Hal tersebut, kata Dedi Nursyamsi, sejalan dengan arahan Menteri Pertanian Syahrul Yasin Limpo perihal manfaat ubinan, atau sampling, agar tidak ada perbedaan data, misalnya definisi persawahan mentah sudah bergeser. digunakan untuk menanam jagung.

“Pengertian sawah misalnya kalau menanam jagung itu tetap sawah ya? Definisi itu dibuat dengan menyesuaikan dengan tanaman apa saja yang ada di dalamnya, tanahnya adalah sawah,” kata Menteri Syahrul tentang pentingnya data pertanian.

Dedi Nursamsyi mengingatkan pentingnya kegiatan pemasangan ubin. Untuk memastikan bahwa petani dan penyuluh tetap berada di lapangan dengan mematuhi Protokol Kesehatan di tengah pandemi.
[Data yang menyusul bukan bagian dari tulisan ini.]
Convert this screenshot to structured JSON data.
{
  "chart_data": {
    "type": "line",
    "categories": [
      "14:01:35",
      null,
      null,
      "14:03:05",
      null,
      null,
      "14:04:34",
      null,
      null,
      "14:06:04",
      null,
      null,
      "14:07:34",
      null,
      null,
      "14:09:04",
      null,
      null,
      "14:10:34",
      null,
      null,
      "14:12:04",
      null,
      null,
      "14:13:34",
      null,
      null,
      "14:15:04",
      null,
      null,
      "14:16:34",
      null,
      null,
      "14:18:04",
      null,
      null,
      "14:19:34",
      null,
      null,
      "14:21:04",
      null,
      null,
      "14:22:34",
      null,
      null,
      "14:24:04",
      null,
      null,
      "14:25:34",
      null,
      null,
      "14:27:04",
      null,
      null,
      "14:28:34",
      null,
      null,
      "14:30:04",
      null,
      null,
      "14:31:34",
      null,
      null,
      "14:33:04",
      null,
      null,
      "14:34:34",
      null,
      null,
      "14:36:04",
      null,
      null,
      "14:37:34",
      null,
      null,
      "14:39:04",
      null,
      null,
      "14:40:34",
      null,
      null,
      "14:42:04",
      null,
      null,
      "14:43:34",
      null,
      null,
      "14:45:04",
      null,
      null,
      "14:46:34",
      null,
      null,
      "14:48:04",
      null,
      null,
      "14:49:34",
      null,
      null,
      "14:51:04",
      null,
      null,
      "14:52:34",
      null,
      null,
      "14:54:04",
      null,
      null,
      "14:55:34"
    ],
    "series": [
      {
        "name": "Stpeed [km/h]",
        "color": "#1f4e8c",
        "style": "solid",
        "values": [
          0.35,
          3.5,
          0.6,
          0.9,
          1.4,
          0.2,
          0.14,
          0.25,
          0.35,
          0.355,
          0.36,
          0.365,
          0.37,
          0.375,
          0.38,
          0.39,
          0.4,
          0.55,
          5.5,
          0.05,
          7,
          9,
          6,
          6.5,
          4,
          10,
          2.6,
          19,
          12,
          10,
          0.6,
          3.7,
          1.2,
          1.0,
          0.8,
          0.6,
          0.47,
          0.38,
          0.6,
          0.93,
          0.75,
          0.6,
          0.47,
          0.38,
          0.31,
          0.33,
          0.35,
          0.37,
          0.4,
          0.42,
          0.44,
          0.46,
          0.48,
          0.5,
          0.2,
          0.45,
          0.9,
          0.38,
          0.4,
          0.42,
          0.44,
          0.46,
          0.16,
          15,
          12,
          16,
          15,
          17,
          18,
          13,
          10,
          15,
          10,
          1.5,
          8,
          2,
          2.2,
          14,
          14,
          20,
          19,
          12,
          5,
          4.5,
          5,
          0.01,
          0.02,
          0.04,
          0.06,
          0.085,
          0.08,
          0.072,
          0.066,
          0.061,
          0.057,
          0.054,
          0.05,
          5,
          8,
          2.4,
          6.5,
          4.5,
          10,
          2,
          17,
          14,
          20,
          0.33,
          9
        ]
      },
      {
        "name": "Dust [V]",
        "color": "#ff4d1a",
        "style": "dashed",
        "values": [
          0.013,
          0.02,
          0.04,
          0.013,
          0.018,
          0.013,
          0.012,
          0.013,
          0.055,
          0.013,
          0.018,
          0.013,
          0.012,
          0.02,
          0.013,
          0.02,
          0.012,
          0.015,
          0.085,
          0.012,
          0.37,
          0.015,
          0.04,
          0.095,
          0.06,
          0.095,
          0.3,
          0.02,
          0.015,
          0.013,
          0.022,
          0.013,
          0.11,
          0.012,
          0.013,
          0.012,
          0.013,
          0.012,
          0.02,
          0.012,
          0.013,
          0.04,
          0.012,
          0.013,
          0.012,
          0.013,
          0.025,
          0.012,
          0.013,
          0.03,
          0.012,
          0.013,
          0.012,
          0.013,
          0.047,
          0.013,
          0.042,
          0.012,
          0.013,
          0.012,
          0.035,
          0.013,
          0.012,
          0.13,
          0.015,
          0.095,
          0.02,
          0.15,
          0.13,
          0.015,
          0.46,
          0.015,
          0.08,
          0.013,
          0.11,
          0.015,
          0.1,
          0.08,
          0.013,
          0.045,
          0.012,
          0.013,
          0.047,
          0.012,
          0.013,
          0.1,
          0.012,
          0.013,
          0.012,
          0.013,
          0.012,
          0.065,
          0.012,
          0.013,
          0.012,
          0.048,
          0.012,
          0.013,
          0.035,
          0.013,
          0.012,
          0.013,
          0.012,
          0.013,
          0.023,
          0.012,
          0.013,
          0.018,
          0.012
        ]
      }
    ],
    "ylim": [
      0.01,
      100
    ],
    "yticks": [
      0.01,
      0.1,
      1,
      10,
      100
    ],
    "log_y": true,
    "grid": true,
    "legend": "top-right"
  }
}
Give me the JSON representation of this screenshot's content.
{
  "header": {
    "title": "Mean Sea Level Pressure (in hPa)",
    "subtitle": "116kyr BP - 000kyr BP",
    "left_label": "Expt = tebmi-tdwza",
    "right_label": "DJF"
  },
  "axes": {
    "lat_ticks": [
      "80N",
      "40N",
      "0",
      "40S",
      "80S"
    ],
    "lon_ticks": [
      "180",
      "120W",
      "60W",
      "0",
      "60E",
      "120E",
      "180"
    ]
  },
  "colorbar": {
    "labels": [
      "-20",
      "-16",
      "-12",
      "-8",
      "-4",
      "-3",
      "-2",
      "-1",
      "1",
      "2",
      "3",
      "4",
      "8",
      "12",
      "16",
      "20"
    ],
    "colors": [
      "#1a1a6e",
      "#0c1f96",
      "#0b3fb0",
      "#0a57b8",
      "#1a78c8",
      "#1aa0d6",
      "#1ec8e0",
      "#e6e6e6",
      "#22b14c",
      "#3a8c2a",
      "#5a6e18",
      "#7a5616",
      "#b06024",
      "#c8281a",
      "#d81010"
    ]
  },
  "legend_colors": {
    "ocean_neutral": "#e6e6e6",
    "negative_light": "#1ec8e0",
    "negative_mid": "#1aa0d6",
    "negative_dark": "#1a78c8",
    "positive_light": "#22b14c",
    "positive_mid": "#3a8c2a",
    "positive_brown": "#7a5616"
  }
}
“Pengubinan, istilah yang biasa digunakan oleh penyuluh dan petugas statistik untuk menghitung hasil tanaman pangan dengan cepat dan mudah.”

Kementerian Pertanian mengingatkan langkah penting pengubinan, dimulai dari pemilihan tanaman yang seragam yang dapat merepresentasikan tampilan hamparan, baik dari segi pertumbuhan, kerapatan tanaman, maupun kondisi terkini di lapangan. Kemudian, tentukan luas ubinan, minimal dua set garis legowo yang berdekatan.